Backstory
He lives very far away, up on the Canadian border. I don’t know his best friends, as I did when he was under my roof. I learn most of his achievements and activities by following his posts on Facebook. So how could I possibly feel close to my adult son?
It is by the compliments I hear from others. Watching him crowned the head of this committee or the leader of that effort. Seeing his children cared for, smart and thriving. It’s by seeing the love in his wife’s eyes and his when they catch each other in a glance and smile. Even though we can’t often share dinner at the Japanese Steakhouse, he is always in my heart.
Adult Son
A friend asked me the other day, “When you see your grown son, is there a tie to the little guy you taught to walk, and talk, and think? Or is there a disconnect from that long ago path, so that you only see the man today and not the child?”
Oh no, my friend, the man is never disconnected from the child the mother raised. You remember the ups and downs. You see a scar on his adult hand or knee and remember what put it there.
You remember how hard it was for him to learn certain things, and those he mastered with hardly an effort. You swell with pride at the challenges he meets over the years and feel his hurt to the core when he is ill or in danger, or off the track.

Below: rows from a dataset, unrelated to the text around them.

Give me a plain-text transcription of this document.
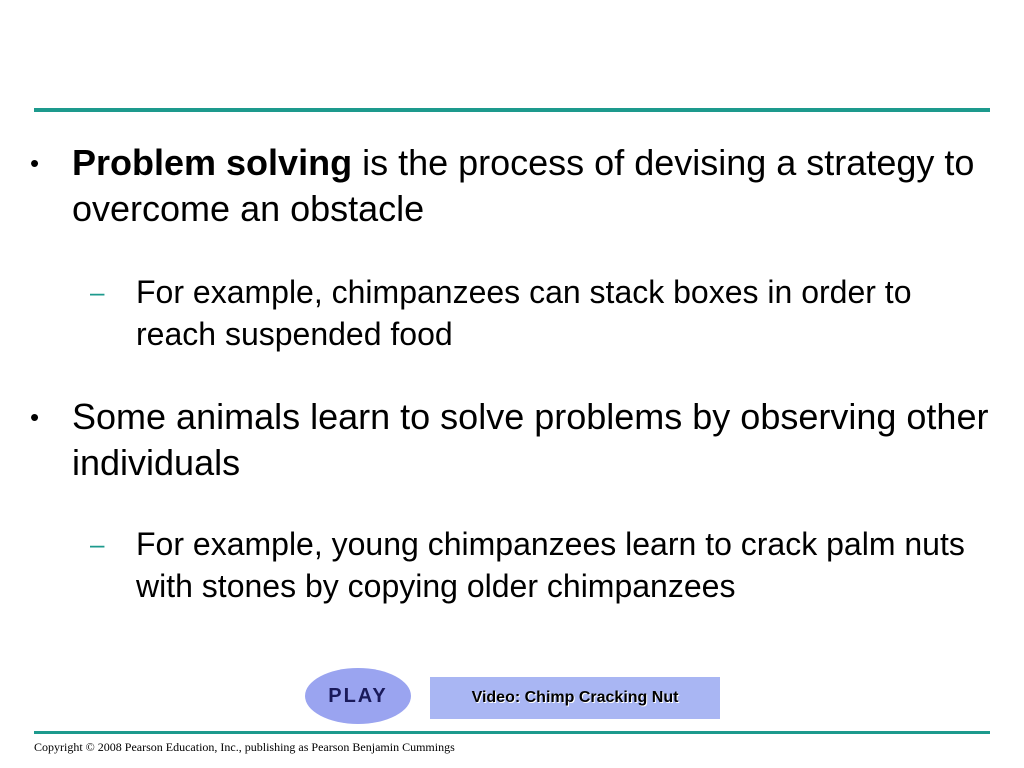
• Problem solving is the process of devising a strategy to overcome an obstacle
– For example, chimpanzees can stack boxes in order to reach suspended food
• Some animals learn to solve problems by observing other individuals
– For example, young chimpanzees learn to crack palm nuts with stones by copying older chimpanzees
PLAY	Video: Chimp Cracking Nut
Copyright © 2008 Pearson Education, Inc., publishing as Pearson Benjamin Cummings
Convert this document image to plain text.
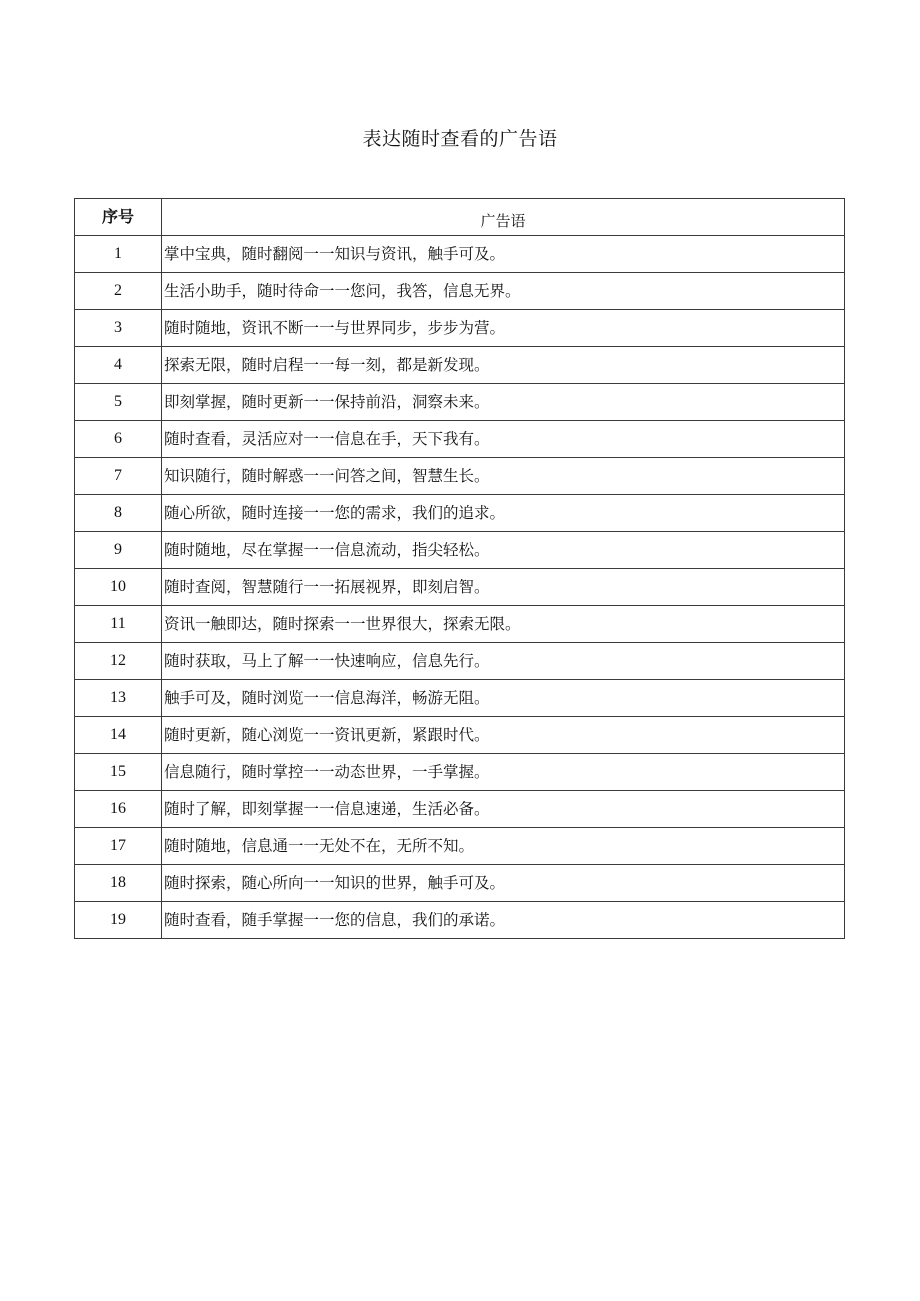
表达随时查看的广告语
序号	广告语
1	掌中宝典，随时翻阅一一知识与资讯，触手可及。
2	生活小助手，随时待命一一您问，我答，信息无界。
3	随时随地，资讯不断一一与世界同步，步步为营。
4	探索无限，随时启程一一每一刻，都是新发现。
5	即刻掌握，随时更新一一保持前沿，洞察未来。
6	随时查看，灵活应对一一信息在手，天下我有。
7	知识随行，随时解惑一一问答之间，智慧生长。
8	随心所欲，随时连接一一您的需求，我们的追求。
9	随时随地，尽在掌握一一信息流动，指尖轻松。
10	随时查阅，智慧随行一一拓展视界，即刻启智。
11	资讯一触即达，随时探索一一世界很大，探索无限。
12	随时获取，马上了解一一快速响应，信息先行。
13	触手可及，随时浏览一一信息海洋，畅游无阻。
14	随时更新，随心浏览一一资讯更新，紧跟时代。
15	信息随行，随时掌控一一动态世界，一手掌握。
16	随时了解，即刻掌握一一信息速递，生活必备。
17	随时随地，信息通一一无处不在，无所不知。
18	随时探索，随心所向一一知识的世界，触手可及。
19	随时查看，随手掌握一一您的信息，我们的承诺。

He is that little toddler, that searching teen and that wonderous man, all rolled into one.
At least to his Mom.
P.S.
I hope you have lots of photos of your grown son, back when he was a toddler and youngster and teenager. Polaroids were so popular then but they disappear, in time. We had loads of slides. Hard to mount in a butterfly-fringed picture frame. Treasure the photos you captured and have retained. They are precious.